LLD, Reporting Impressions and Clicks partial data
Incident Summary
From approximately 10:07 UTC on Monday, Jul 15 to 17:47 UTC on Thursday, Jul 18, 2024, users observed delays while retrieving certain LLD feeds and reporting data, during the impact window.
Incident Impact
- Nature of Impact(s):
- The billing report for the period from 07/15 hour 09 to 07/18 hour 12 did not reflect the associated buyer charges.
- Increased latency, occasional timeouts, and errors were observed in the affected services during the impact window.
- Some data may have been incomplete or inaccurate until reprocessing was completed.
- Data was temporarily unavailable through the impacted services.
- Report retrieval times were slower than usual.
- Incident Duration: ~79.66 Hours. 10:07 UTC on Monday, Jul 15 to 17:47 UTC on Thursday, Jul 18, 2024.
- Scope: Global
- Components:
- Log Level Data
- Reporting
- Billing
Timeframe (UTC)
- 2024-07-15 10:07: Incident started.
- 2024-07-18 13:55: Issue detected.
- 2024-07-18 13:56: Escalated to engineer.
- 2024-07-18 14:17: Root cause identified.
- 2024-07-18 17:47: Incident resolved.
Root Cause
The issue stemmed from a code change intended to implement a new logic in the pipeline, specifically applying a discount to a designated term_id. This code alteration inadvertently caused incorrect buyer charge calculations. Consequently, this led to incomplete buyer charge data for auctions and stale reporting data, impacting users' ability to access the Reporting and LLD feeds during the impact window.
Resolution
- Once the issue was identified, the application was rolled back to the previous stable version and the reporting behaviour was observed to be functioning as expected following the rollback which retrieved the feeds in the successive hours.
- Additionally, manually triggering the necessary jobs ensured the reporting numbers corrected themselves in the following processing cycles. The system resumed normal operations automatically as subsequent runs processed successfully.
Immediate measures taken to mitigate the Incident
- Proactively analyzed and enabled automated cross-data centre checks, ensuring comprehensive inspections of dashboards and alerts. Additionally, new alerts with optimized threshold parameters have been integrated into our monitoring tools for improved oversight.
- Revisited existing runbooks to remediate the process by focusing on cluster resource management and job configurations specific to clusters. Team proactively worked on optimizing the purge jobs to run for defined block periods rather than successive hours, enhancing efficiency and minimizing the chances of errors during the purge process.

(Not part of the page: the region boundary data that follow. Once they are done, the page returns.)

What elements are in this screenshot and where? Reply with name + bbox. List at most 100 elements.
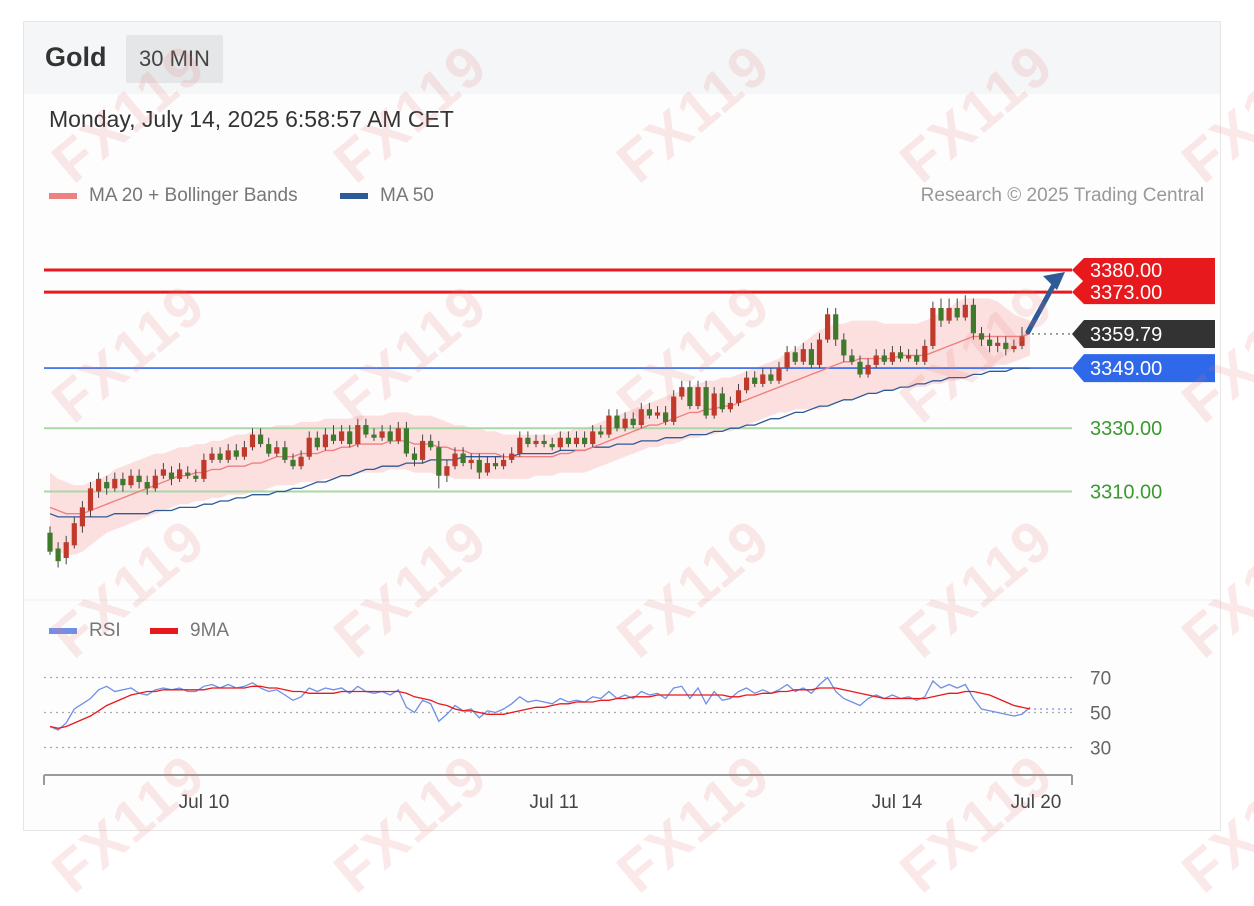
candle-body (1003, 342, 1009, 350)
legend-swatch-rsi (49, 628, 77, 634)
candle-body (590, 431, 596, 445)
candle-body (452, 453, 458, 467)
level-label-3349.00: 3349.00 (1090, 358, 1162, 380)
candle-body (492, 463, 499, 467)
candle-body (79, 507, 85, 527)
timeframe-button[interactable]: 30 MIN (126, 35, 223, 83)
candle-body (233, 450, 239, 457)
candle-body (379, 431, 385, 438)
candle-body (744, 377, 750, 391)
candle-body (873, 355, 879, 365)
candle-body (168, 472, 175, 479)
candle-body (314, 437, 320, 448)
candle-body (363, 425, 369, 435)
candle-body (573, 437, 580, 445)
candle-body (152, 475, 158, 489)
level-label-3380.00: 3380.00 (1090, 260, 1162, 282)
candle-body (914, 355, 920, 362)
candle-body (201, 459, 207, 479)
level-tag-3380.00: 3380.00 (1072, 257, 1215, 282)
level-tag-bg (1072, 280, 1215, 305)
candle-body (241, 447, 247, 457)
candle-body (403, 428, 409, 454)
forecast-arrow-shaft (1025, 276, 1060, 335)
candle-body (978, 333, 985, 340)
candle-body (266, 444, 272, 454)
candle-body (768, 374, 774, 381)
legend-swatch-ma20 (49, 193, 77, 199)
candle-body (225, 450, 231, 460)
candle-body (47, 532, 53, 552)
candle-body (209, 453, 215, 460)
candle-body (598, 431, 604, 435)
level-tag-bg (1072, 354, 1215, 383)
candle-body (306, 437, 312, 457)
candle-body (1019, 336, 1025, 346)
candle-body (509, 453, 515, 460)
candle-body (63, 542, 69, 559)
rsi-line (49, 676, 1031, 731)
candle-body (549, 444, 555, 448)
candle-body (476, 459, 482, 473)
candle-body (258, 434, 264, 445)
candle-body (784, 352, 790, 369)
candle-body (833, 314, 839, 340)
candle-body (727, 402, 733, 410)
candle-body (104, 482, 110, 489)
candle-body (355, 425, 361, 445)
candle-body (112, 478, 118, 489)
candle-body (622, 418, 628, 429)
candle-body (96, 478, 102, 492)
candle-body (792, 352, 798, 362)
candle-body (371, 434, 377, 438)
level-tag-bg (1072, 319, 1215, 348)
candle-body (1011, 345, 1017, 350)
forecast-arrow-head (1043, 271, 1065, 290)
x-tick-label: Jul 10 (179, 792, 230, 813)
candle-body (752, 377, 758, 384)
candle-body (533, 440, 539, 445)
candle-body (217, 453, 223, 460)
candle-body (444, 466, 450, 476)
candle-body (185, 472, 191, 476)
candle-body (128, 475, 134, 486)
candle-body (557, 437, 563, 448)
legend-ma20-bollinger: MA 20 + Bollinger Bands (49, 185, 298, 207)
candle-body (282, 447, 288, 460)
candle-body (630, 418, 636, 426)
candle-body (687, 387, 693, 407)
candle-body (541, 440, 547, 445)
candle-body (160, 469, 166, 476)
candle-body (193, 475, 199, 479)
candle-body (849, 355, 855, 362)
candle-body (322, 434, 328, 448)
candle-body (808, 349, 814, 365)
candle-body (816, 339, 823, 365)
candle-body (249, 434, 256, 448)
candle-body (719, 393, 725, 410)
candle-body (395, 428, 401, 441)
chart-header (24, 22, 1220, 94)
candle-body (841, 339, 847, 356)
candle-body (946, 307, 952, 321)
rsi-tick-70: 70 (1090, 669, 1111, 690)
legend-label-9ma: 9MA (190, 620, 230, 641)
chart-datetime: Monday, July 14, 2025 6:58:57 AM CET (49, 106, 454, 132)
candle-body (136, 475, 142, 483)
candle-body (930, 307, 936, 346)
level-label-3359.79: 3359.79 (1090, 324, 1162, 346)
candle-body (646, 409, 652, 416)
rsi-tick-30: 30 (1090, 739, 1111, 760)
ma20-line (49, 332, 1031, 515)
legend-ma50: MA 50 (340, 185, 434, 207)
candle-body (970, 304, 976, 334)
level-tag-bg (1072, 257, 1215, 282)
candle-body (825, 314, 831, 340)
rsi-9ma-line (49, 685, 1031, 729)
candle-body (865, 364, 871, 375)
candle-body (954, 307, 960, 318)
legend-label-ma50: MA 50 (380, 185, 434, 206)
candle-body (565, 437, 571, 445)
level-label-3373.00: 3373.00 (1090, 282, 1162, 304)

- Enhanced the resource pool for critical applications for a possible tuning, including storage expansion to retain 2x data on clusters and optimized data retention policies to reduce reliance on cold storage.
The result of this endeavour will lead to enhanced engineering procedures, and implementation of rigorous release protocols, all aimed at ensuring greater stability and to avert occurrences in the future that would potentially result in causing a similar incident.